I learned in my youth, from one of my Preceptors, Vattel. B.2. c.3 fs. 41. that "a Nation may grant to its Conductor, what degree of Authority and what rights it thinks proper: it is equally free, in regard to the Name, the Titles and Honours, with which it would decorate him. But it is agreable to its Wisdom, and of Importance to its Reputation, not to deviate, in this respect, too much from the Customs commonly received among civilized Nations. Let us Still observe, that it ought to be directed there by Prudence, to proportion titles and honours, to the Power of its Superiour and to the Authority with which it would invest him. Titles and Honours, it is true, determine nothing; they are vain names and vain Ceremonies when they are ill placed; but who does not know the Influence they have, on the Thoughts of Men? This is then a more Serious affair than it appears at the first glance. The Nation ought not to degrade its conductor, by too low a Title. it ought to be Still more careful not to Swell his heart with a vain name, by unbound honours; so as to make him conceive the Thoughts of arrogating to himself a Power unfavorable to them, or to require a proportionable power by unjust Conquests. On the other hand, an important Title may engage the Conductor, to Support him with greater firmness the Dignity of a Nation." Conjunctures determine the Prudence which observes in every Thing a just Proportion. All the Reading Observation, and Reflection of thirty or 35 Years, have confirmed these Truths in my mind.

Among the Romans Scipio was Imperator, and Caesar was Pontifex Maximus.—They were Tribunus Sacer, Pater con Scriptus, and Patronus excellen tissimus, on all occasions, and the Protector of the Senate, was Prince of the Senate. There is not a grosser Error in the World, than the comment Saying that the Romans had no Titles.

We come now to your Question, which has great Weight and Solidity. "If we begin with Titles where will they end?" it is true as you say, "the States still retain the Power of creating titles." Or at least they may claim it. You ask another very important and difficult Question "By what Rule Shall We Settle Precedency?

I will neither undertake to answer, Where we shall end, nor to determine the Rule—but this I will venture to say, that We never shall have either Government or Tranquility or Liberty, until Some Rule of Precedency is adopted, and some Titles settled. The question is not whether Titles shall be admitted into our Country. They are already in it, and you will annihilate the Nations before you will eradicate them.—The question is whether Provincial, Titles or Diplomatic Titles, can preserve or Acquire Consideration at home or abroad to a national Government.—I totally deny that there is any Thing in Reason or Religion against Titles proportional to Ranks and Truths. and I affirm, that they are indispensably necessary to give Dignity and Energy to Government,—and on this ground alone I am an advocate for them. In my private Character, I despise them as much at least as any Quaker, or Philosopher on Earth.

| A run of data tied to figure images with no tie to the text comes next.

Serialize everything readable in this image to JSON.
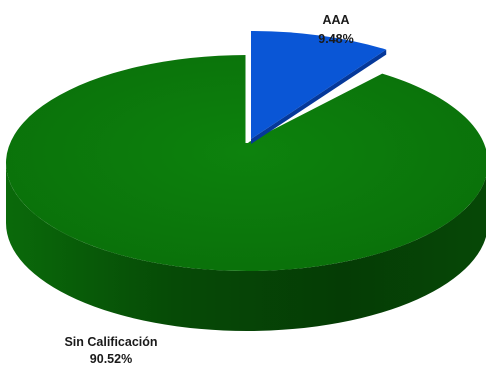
{
  "chart_data": {
    "type": "pie",
    "style": "3d",
    "slices": [
      {
        "label": "AAA",
        "percent_label": "9.48%",
        "value": 9.48,
        "color": "#0a56d6"
      },
      {
        "label": "Sin Calificación",
        "percent_label": "90.52%",
        "value": 90.52,
        "color": "#0c7d0c"
      }
    ],
    "colors": {
      "green_side": "#075807",
      "blue_side": "#05389a"
    }
  }
}
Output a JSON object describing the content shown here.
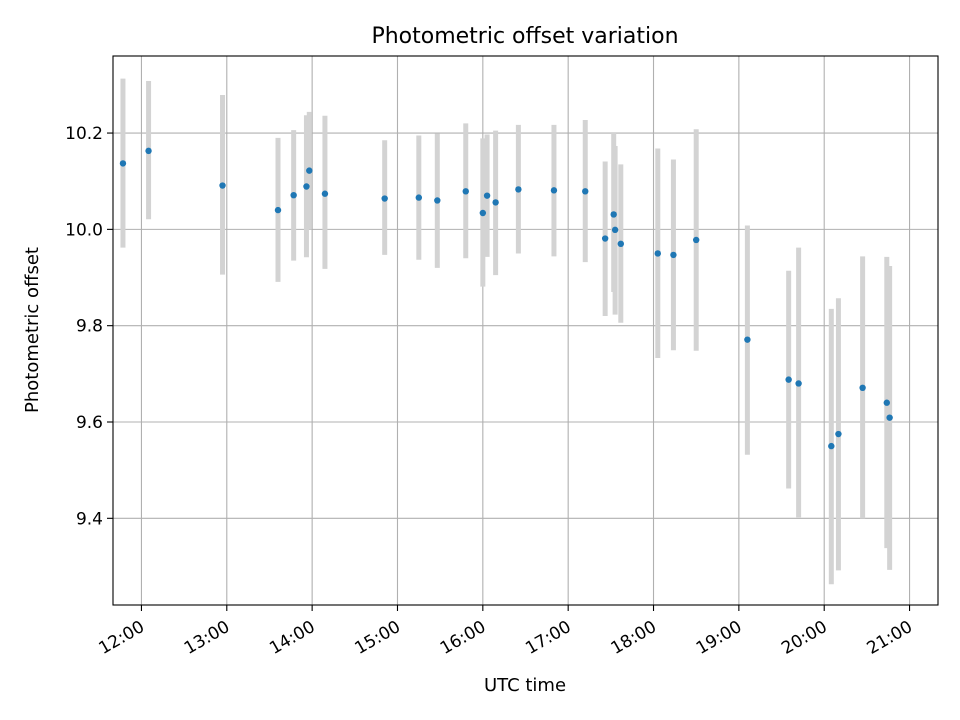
{
  "chart_data": {
    "type": "scatter",
    "title": "Photometric offset variation",
    "xlabel": "UTC time",
    "ylabel": "Photometric offset",
    "grid": true,
    "x_unit": "UTC hh:mm",
    "xlim": [
      "11:40",
      "21:20"
    ],
    "ylim": [
      9.22,
      10.36
    ],
    "x_ticks": [
      "12:00",
      "13:00",
      "14:00",
      "15:00",
      "16:00",
      "17:00",
      "18:00",
      "19:00",
      "20:00",
      "21:00"
    ],
    "y_ticks": [
      9.4,
      9.6,
      9.8,
      10.0,
      10.2
    ],
    "y_tick_labels": [
      "9.4",
      "9.6",
      "9.8",
      "10.0",
      "10.2"
    ],
    "colors": {
      "point": "#1f77b4",
      "errorbar": "#d3d3d3",
      "grid": "#b0b0b0"
    },
    "series": [
      {
        "points": [
          {
            "x": "11:47",
            "y": 10.137,
            "lo": 9.962,
            "hi": 10.313
          },
          {
            "x": "12:05",
            "y": 10.163,
            "lo": 10.021,
            "hi": 10.308
          },
          {
            "x": "12:57",
            "y": 10.091,
            "lo": 9.906,
            "hi": 10.279
          },
          {
            "x": "13:36",
            "y": 10.04,
            "lo": 9.891,
            "hi": 10.19
          },
          {
            "x": "13:47",
            "y": 10.071,
            "lo": 9.935,
            "hi": 10.206
          },
          {
            "x": "13:56",
            "y": 10.089,
            "lo": 9.942,
            "hi": 10.237
          },
          {
            "x": "13:58",
            "y": 10.122,
            "lo": 10.0,
            "hi": 10.244
          },
          {
            "x": "14:09",
            "y": 10.074,
            "lo": 9.918,
            "hi": 10.236
          },
          {
            "x": "14:51",
            "y": 10.064,
            "lo": 9.947,
            "hi": 10.185
          },
          {
            "x": "15:15",
            "y": 10.066,
            "lo": 9.937,
            "hi": 10.195
          },
          {
            "x": "15:28",
            "y": 10.06,
            "lo": 9.92,
            "hi": 10.199
          },
          {
            "x": "15:48",
            "y": 10.079,
            "lo": 9.94,
            "hi": 10.22
          },
          {
            "x": "16:00",
            "y": 10.034,
            "lo": 9.881,
            "hi": 10.189
          },
          {
            "x": "16:03",
            "y": 10.07,
            "lo": 9.943,
            "hi": 10.197
          },
          {
            "x": "16:09",
            "y": 10.056,
            "lo": 9.905,
            "hi": 10.205
          },
          {
            "x": "16:25",
            "y": 10.083,
            "lo": 9.95,
            "hi": 10.217
          },
          {
            "x": "16:50",
            "y": 10.081,
            "lo": 9.944,
            "hi": 10.217
          },
          {
            "x": "17:12",
            "y": 10.079,
            "lo": 9.932,
            "hi": 10.227
          },
          {
            "x": "17:26",
            "y": 9.981,
            "lo": 9.82,
            "hi": 10.141
          },
          {
            "x": "17:32",
            "y": 10.031,
            "lo": 9.87,
            "hi": 10.2
          },
          {
            "x": "17:33",
            "y": 9.999,
            "lo": 9.823,
            "hi": 10.173
          },
          {
            "x": "17:37",
            "y": 9.97,
            "lo": 9.806,
            "hi": 10.135
          },
          {
            "x": "18:03",
            "y": 9.95,
            "lo": 9.733,
            "hi": 10.168
          },
          {
            "x": "18:14",
            "y": 9.947,
            "lo": 9.749,
            "hi": 10.145
          },
          {
            "x": "18:30",
            "y": 9.978,
            "lo": 9.748,
            "hi": 10.208
          },
          {
            "x": "19:06",
            "y": 9.771,
            "lo": 9.532,
            "hi": 10.008
          },
          {
            "x": "19:35",
            "y": 9.688,
            "lo": 9.462,
            "hi": 9.914
          },
          {
            "x": "19:42",
            "y": 9.68,
            "lo": 9.402,
            "hi": 9.962
          },
          {
            "x": "20:05",
            "y": 9.55,
            "lo": 9.263,
            "hi": 9.835
          },
          {
            "x": "20:10",
            "y": 9.575,
            "lo": 9.292,
            "hi": 9.857
          },
          {
            "x": "20:27",
            "y": 9.671,
            "lo": 9.4,
            "hi": 9.944
          },
          {
            "x": "20:44",
            "y": 9.64,
            "lo": 9.338,
            "hi": 9.943
          },
          {
            "x": "20:46",
            "y": 9.609,
            "lo": 9.293,
            "hi": 9.924
          }
        ]
      }
    ]
  }
}
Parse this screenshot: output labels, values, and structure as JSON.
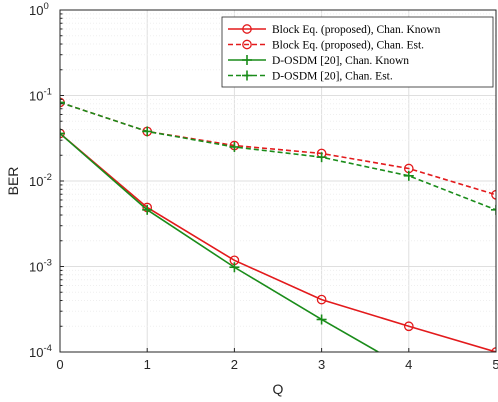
{
  "chart_data": {
    "type": "line",
    "xlabel": "Q",
    "ylabel": "BER",
    "xlim": [
      0,
      5
    ],
    "ylim": [
      0.0001,
      1
    ],
    "yscale": "log",
    "grid": true,
    "legend_position": "top-right",
    "x_ticks": [
      "0",
      "1",
      "2",
      "3",
      "4",
      "5"
    ],
    "y_ticks": [
      {
        "value": 1,
        "mantissa": "10",
        "exp": "0"
      },
      {
        "value": 0.1,
        "mantissa": "10",
        "exp": "-1"
      },
      {
        "value": 0.01,
        "mantissa": "10",
        "exp": "-2"
      },
      {
        "value": 0.001,
        "mantissa": "10",
        "exp": "-3"
      },
      {
        "value": 0.0001,
        "mantissa": "10",
        "exp": "-4"
      }
    ],
    "series": [
      {
        "name": "Block Eq. (proposed), Chan. Known",
        "color": "#e31a1c",
        "dash": "solid",
        "marker": "circle",
        "x": [
          0,
          1,
          2,
          3,
          4,
          5
        ],
        "y": [
          0.036,
          0.0049,
          0.00118,
          0.00041,
          0.0002,
          0.0001
        ]
      },
      {
        "name": "Block Eq. (proposed), Chan. Est.",
        "color": "#e31a1c",
        "dash": "dashed",
        "marker": "circle",
        "x": [
          0,
          1,
          2,
          3,
          4,
          5
        ],
        "y": [
          0.083,
          0.038,
          0.026,
          0.021,
          0.014,
          0.0069
        ]
      },
      {
        "name": "D-OSDM [20], Chan. Known",
        "color": "#1a8c1a",
        "dash": "solid",
        "marker": "plus",
        "x": [
          0,
          1,
          2,
          3,
          3.65
        ],
        "y": [
          0.036,
          0.0046,
          0.00098,
          0.00024,
          0.0001
        ]
      },
      {
        "name": "D-OSDM [20], Chan. Est.",
        "color": "#1a8c1a",
        "dash": "dashed",
        "marker": "plus",
        "x": [
          0,
          1,
          2,
          3,
          4,
          5
        ],
        "y": [
          0.083,
          0.038,
          0.025,
          0.019,
          0.0115,
          0.0046
        ]
      }
    ]
  }
}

You may depend on being the Contempt, the Scorn and the Derision of all Europe, while you call your national Conductor, General or President.—You may depend on another Thing.—The State Governments will ever be uppermost, in America in the Minds of our own People, till you give a Superior Title to your first national Magistrate.

The most modest Title you can give him, in any reasonable Proportion, to the Wealth, Power and Population of this Country and to the constitutional authority and Dignity of his office is "His Majesty; the President." This is my opinion, and I scorn to be hypocrite enough to disguise it.—Miracles will not be wrought for us. We don’t deserve them.—if We will have government, We must use human and natural means. Titles and Ranks are as essential to Government, as Reason and Justice.—In Short government is nothing else but Titles, Ceremonies, and Ranks. They alone enable Reason to produce justice.